With businesses generating data at an enormous rate today, many Big Data processing alternatives such as Apache Hadoop, Spark, Flink, and more have emerged in the last few years. Apache Spark among them has gained a lot of popularity of late, as it offers ease of use and sophisticated analytics, and helps you process data with speed and efficiency.
In this interview, Romeo talks about his new book on Apache Spark and Spark’s evolution from just a data processing framework to becoming a solid, all-encompassing platform for real-time processing, streaming analytics and distributed Machine Learning.
- Apache Spark has evolved to become a full-fledged platform for real-time batch processing and stream processing.
- Its in-memory computing capabilities allow for efficient streaming analytics, graph processing, and machine learning.
- It gives you the ability to work with your data at scale, without worrying if it is structured or unstructured.
- Popular frameworks like H2O and DeepLearning4J are using Apache Spark as their preferred platform for distributed AI, Machine Learning, and Deep Learning.
As a data scientist and an assistant professor, you must have used many tools both for your work and for research?
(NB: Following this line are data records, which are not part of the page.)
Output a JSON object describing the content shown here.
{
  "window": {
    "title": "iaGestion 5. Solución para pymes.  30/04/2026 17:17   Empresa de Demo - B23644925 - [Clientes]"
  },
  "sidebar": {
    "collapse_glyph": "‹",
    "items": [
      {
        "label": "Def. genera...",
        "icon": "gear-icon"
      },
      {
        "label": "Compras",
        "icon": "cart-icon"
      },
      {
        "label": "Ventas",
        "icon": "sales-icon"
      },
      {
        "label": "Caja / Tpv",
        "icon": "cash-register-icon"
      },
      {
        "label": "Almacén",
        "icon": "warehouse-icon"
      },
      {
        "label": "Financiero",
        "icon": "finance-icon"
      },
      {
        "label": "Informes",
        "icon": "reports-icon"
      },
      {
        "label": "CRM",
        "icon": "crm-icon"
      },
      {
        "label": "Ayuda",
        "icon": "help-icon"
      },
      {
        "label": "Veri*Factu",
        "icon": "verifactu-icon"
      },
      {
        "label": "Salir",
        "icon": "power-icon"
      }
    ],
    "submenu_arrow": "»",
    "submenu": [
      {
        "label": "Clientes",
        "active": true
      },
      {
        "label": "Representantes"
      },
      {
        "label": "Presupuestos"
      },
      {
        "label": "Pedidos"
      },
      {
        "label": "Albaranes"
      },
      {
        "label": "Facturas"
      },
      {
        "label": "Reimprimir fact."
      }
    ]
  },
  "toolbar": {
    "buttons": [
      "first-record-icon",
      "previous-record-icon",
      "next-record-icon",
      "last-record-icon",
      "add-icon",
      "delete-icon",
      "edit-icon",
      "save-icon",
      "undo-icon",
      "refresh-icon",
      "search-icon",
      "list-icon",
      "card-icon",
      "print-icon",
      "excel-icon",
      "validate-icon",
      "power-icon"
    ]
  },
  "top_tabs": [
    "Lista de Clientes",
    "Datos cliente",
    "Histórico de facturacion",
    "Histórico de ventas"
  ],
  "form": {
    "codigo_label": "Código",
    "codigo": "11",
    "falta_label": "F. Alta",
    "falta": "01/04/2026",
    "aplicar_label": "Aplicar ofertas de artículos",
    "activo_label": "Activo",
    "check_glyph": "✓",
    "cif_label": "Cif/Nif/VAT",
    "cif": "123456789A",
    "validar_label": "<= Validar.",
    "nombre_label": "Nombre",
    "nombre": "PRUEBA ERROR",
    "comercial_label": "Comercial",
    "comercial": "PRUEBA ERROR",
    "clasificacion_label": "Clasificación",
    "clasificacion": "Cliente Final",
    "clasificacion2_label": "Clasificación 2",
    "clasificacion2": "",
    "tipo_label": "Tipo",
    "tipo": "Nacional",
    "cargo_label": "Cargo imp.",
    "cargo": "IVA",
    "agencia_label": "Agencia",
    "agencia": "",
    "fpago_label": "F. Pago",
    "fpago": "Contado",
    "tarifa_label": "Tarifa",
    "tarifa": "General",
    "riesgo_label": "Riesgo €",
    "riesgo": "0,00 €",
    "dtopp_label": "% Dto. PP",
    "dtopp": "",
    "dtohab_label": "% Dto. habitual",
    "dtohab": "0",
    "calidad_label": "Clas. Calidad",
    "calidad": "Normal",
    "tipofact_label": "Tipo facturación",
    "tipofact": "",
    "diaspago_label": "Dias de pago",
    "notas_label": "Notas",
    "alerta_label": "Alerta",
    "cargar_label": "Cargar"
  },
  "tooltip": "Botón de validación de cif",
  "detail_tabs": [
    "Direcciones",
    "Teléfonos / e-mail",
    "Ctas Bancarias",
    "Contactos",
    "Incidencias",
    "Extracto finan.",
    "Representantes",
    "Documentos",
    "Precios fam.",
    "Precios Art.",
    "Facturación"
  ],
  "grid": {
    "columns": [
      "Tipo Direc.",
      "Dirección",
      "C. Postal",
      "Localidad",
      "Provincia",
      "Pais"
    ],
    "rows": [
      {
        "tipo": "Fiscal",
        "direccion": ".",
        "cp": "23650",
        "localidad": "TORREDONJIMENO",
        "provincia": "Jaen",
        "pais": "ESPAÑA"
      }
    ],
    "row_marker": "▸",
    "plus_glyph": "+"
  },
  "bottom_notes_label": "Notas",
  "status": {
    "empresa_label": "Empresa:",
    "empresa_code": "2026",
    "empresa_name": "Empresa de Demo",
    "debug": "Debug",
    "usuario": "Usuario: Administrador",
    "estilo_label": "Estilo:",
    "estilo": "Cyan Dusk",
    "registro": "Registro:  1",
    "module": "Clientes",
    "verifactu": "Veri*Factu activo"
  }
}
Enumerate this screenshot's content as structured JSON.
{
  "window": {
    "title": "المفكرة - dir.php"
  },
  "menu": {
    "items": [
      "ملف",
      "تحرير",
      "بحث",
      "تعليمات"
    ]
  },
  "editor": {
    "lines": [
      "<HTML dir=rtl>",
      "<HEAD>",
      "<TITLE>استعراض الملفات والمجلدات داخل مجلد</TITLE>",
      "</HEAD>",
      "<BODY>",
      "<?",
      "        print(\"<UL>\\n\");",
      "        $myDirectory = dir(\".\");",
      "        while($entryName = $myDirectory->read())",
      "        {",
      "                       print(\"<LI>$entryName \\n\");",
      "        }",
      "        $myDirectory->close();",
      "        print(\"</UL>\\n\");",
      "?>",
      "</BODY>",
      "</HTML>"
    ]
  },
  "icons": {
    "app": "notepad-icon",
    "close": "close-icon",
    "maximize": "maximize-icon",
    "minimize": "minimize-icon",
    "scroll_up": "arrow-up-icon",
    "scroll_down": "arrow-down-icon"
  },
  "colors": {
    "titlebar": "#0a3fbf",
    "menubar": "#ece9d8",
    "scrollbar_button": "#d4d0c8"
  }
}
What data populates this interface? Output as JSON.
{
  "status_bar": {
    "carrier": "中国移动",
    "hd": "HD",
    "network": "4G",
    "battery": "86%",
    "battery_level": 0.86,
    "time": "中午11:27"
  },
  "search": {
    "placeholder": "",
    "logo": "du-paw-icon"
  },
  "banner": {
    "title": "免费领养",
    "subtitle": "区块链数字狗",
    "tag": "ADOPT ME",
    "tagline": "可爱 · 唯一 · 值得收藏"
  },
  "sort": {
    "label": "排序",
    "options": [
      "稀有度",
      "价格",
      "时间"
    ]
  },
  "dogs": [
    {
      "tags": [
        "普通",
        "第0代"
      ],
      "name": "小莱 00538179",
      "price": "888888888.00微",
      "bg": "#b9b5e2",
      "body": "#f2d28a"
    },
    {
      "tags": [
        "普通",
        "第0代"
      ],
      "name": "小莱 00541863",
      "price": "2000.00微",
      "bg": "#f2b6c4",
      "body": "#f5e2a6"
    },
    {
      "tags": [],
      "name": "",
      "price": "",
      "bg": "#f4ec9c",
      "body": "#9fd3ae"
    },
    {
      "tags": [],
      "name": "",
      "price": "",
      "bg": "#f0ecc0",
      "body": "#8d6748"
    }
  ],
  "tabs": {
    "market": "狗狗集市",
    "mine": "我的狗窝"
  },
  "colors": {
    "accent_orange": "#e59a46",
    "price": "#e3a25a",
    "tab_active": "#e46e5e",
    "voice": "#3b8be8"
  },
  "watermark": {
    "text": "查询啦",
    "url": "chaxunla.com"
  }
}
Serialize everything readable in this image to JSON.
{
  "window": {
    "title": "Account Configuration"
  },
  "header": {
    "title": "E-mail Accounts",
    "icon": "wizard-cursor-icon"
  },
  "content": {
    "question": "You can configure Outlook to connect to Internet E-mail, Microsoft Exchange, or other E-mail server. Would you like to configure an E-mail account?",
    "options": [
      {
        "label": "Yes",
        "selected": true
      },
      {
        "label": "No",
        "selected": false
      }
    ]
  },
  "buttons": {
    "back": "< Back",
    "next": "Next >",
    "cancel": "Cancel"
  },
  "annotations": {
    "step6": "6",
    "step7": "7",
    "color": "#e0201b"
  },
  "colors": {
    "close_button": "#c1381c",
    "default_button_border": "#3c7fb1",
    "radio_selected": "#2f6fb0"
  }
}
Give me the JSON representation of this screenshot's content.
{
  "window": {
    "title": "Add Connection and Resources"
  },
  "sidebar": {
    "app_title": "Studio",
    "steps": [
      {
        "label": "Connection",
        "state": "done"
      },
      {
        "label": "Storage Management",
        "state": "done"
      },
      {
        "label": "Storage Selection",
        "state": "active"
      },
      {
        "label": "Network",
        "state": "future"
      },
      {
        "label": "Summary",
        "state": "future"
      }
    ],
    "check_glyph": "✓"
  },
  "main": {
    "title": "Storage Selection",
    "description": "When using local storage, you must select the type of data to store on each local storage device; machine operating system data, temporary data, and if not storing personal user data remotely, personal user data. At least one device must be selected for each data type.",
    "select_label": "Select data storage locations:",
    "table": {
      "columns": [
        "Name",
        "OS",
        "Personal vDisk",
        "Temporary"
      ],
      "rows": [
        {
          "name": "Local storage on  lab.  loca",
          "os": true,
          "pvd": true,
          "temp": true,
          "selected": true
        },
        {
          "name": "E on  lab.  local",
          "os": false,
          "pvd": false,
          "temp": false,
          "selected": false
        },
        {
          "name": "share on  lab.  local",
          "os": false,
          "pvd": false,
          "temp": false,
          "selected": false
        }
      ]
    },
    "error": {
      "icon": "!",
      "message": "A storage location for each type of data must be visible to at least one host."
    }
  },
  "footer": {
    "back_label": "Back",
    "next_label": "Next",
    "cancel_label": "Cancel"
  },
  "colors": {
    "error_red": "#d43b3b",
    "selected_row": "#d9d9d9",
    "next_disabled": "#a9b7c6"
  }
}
What are some key criteria one must evaluate while choosing a big data analytics solution? What are your go-to tools and where does Spark rank among them?
- Scalability. Make sure you can use a cluster to accelerate execution of your processes
- TCO – How much do I have to pay for licensing and deployment. Consider the usage of Open Source (but keep maintenance in mind). Also, consider Cloud.
I’ve shifted completely away from non-scalable environments like R and python pandas. I’ve also shifted away from scala for prototyping. I’m using scala only for mission-critical applications which have to be maintained for the long term. Otherwise, I’m using python. I’m trying to completely stay on Apache Spark for everything I’m doing which is feasible since Spark supports:
- Machine Learning
The advantage is that everything I’m doing is scalable by definition and once I need it I can scale without changing code.
What does the road to mastering Apache Spark look like? What are some things that users may not have known about Apache Spark? Can readers look forward to learning about some of them in your new book: Mastering Apache Spark, second edition?
Scaling on very large clusters is still tricky with Apache Spark because at a certain point scale-out is not linear anymore. So, a lot of tweaking of the various knobs is necessary. Also, the Spark API somehow is slightly more tedious that the one of R or python Pandas – so it needs some energy to really stick with it and not to go back to “the good old R-Studio”.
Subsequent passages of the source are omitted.